Gradually, Hersey adopts the omniscient narrator perspective, widening his lens from the survivors’ viewpoints. In this chapter, for example, he notes that U.S. president Harry Truman had made a radio broadcast explaining the new bomb. Later in the chapter, a separate short section informs the reader that on August 9, at a few minutes past 11:00 a.m., America dropped a second nuclear bomb on the city of Nagasaki. Word traveled slowly and the Japanese media was cautious; the Hiroshima survivors did not learn the news for several days.

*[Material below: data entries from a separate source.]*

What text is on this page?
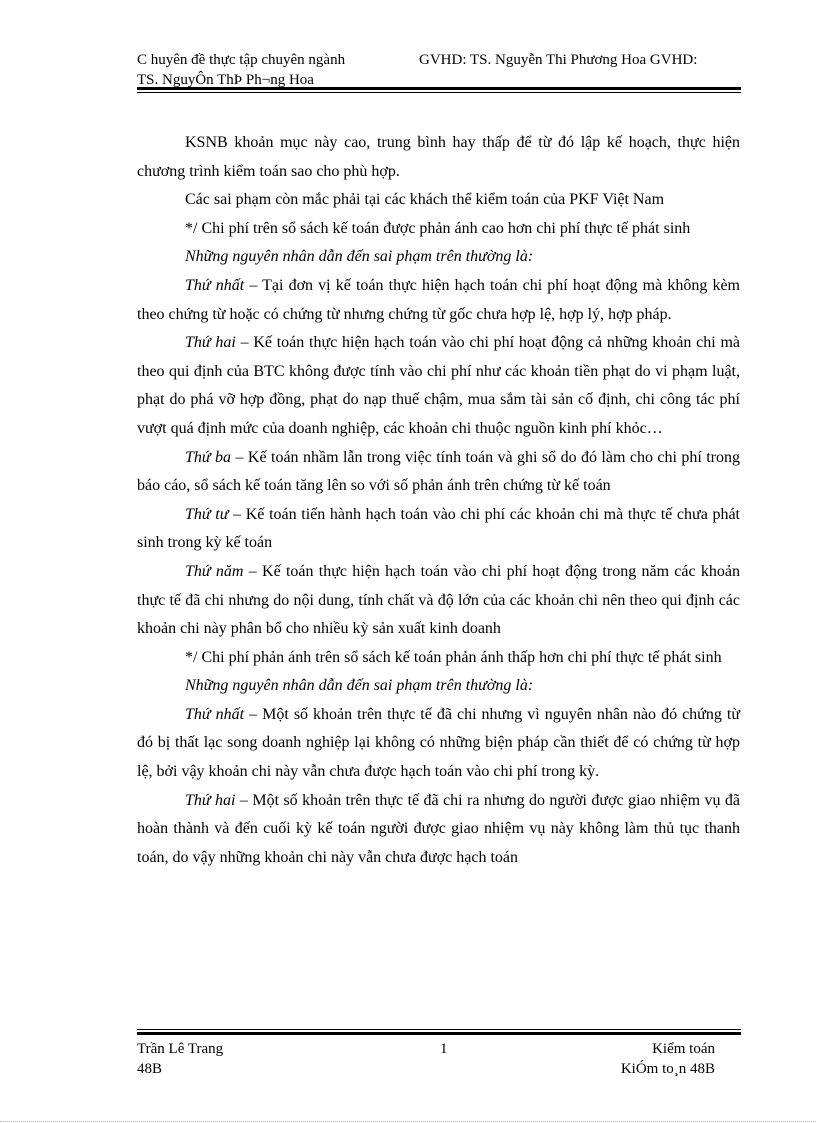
C huyên đề thực tập chuyên ngành	GVHD: TS. Nguyễn Thi Phương Hoa GVHD:
TS. NguyÔn ThÞ Ph¬ng Hoa

KSNB khoản mục này cao, trung bình hay thấp để từ đó lập kế hoạch, thực hiện chương trình kiểm toán sao cho phù hợp.

Các sai phạm còn mắc phải tại các khách thể kiểm toán của PKF Việt Nam

*/ Chi phí trên sổ sách kế toán được phản ánh cao hơn chi phí thực tế phát sinh

Những nguyên nhân dẫn đến sai phạm trên thường là:

Thứ nhất – Tại đơn vị kế toán thực hiện hạch toán chi phí hoạt động mà không kèm theo chứng từ hoặc có chứng từ nhưng chứng từ gốc chưa hợp lệ, hợp lý, hợp pháp.

Thứ hai – Kế toán thực hiện hạch toán vào chi phí hoạt động cả những khoản chi mà theo qui định của BTC không được tính vào chi phí như các khoản tiền phạt do vi phạm luật, phạt do phá vỡ hợp đồng, phạt do nạp thuế chậm, mua sắm tài sản cố định, chi công tác phí vượt quá định mức của doanh nghiệp, các khoản chi thuộc nguồn kinh phí khỏc…

Thứ ba – Kế toán nhầm lẫn trong việc tính toán và ghi sổ do đó làm cho chi phí trong báo cáo, sổ sách kế toán tăng lên so với số phản ánh trên chứng từ kế toán

Thứ tư – Kế toán tiến hành hạch toán vào chi phí các khoản chi mà thực tế chưa phát sinh trong kỳ kế toán

Thứ năm – Kế toán thực hiện hạch toán vào chi phí hoạt động trong năm các khoản thực tế đã chi nhưng do nội dung, tính chất và độ lớn của các khoản chi nên theo qui định các khoản chi này phân bổ cho nhiều kỳ sản xuất kinh doanh

*/ Chi phí phản ánh trên sổ sách kế toán phản ánh thấp hơn chi phí thực tế phát sinh

Những nguyên nhân dẫn đến sai phạm trên thường là:

Thứ nhất – Một số khoản trên thực tế đã chi nhưng vì nguyên nhân nào đó chứng từ đó bị thất lạc song doanh nghiệp lại không có những biện pháp cần thiết để có chứng từ hợp lệ, bởi vậy khoản chi này vẫn chưa được hạch toán vào chi phí trong kỳ.

Thứ hai – Một số khoản trên thực tế đã chi ra nhưng do người được giao nhiệm vụ đã hoàn thành và đến cuối kỳ kế toán người được giao nhiệm vụ này không làm thủ tục thanh toán, do vậy những khoản chi này vẫn chưa được hạch toán

Trần Lê Trang
48B
1	Kiểm toán
KiÓm to¸n 48B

Between dispensing factual information, Hersey focuses on the six individuals in Hiroshima. He begins to put their stories into a larger context, his overall goal being to present the human toll of the bomb. Any other lens through which to view the bombing—be it military, political, or in terms of physical destruction—is secondary. Accordingly, the Commonality of Humans emerges. The characters help others and care for their families. Rev. Tanimoto helps ferry the Jesuit fathers across the river by Asano Park, taking the most wounded among them back to the Novitiate to convalesce. The rector, a former doctor, not only tends to the wounded but invites in about fifty Japanese refugees to care for them as well. Meanwhile, Dr. Sasaki works continuously for three days at the hospital with only one hour’s sleep. Such scenes illustrate the compassion and goodness of the Japanese people.

On August 15, news comes that Japan surrendered to the Americans. It is the first time that average citizens hear their emperor’s voice, as a recording of his surrender is broadcast over the radio. This serves as a natural ending to the chapter; Japan ends its wartime footing and enters the rebuilding phase of the postwar years, covered in Chapters 4 and 5.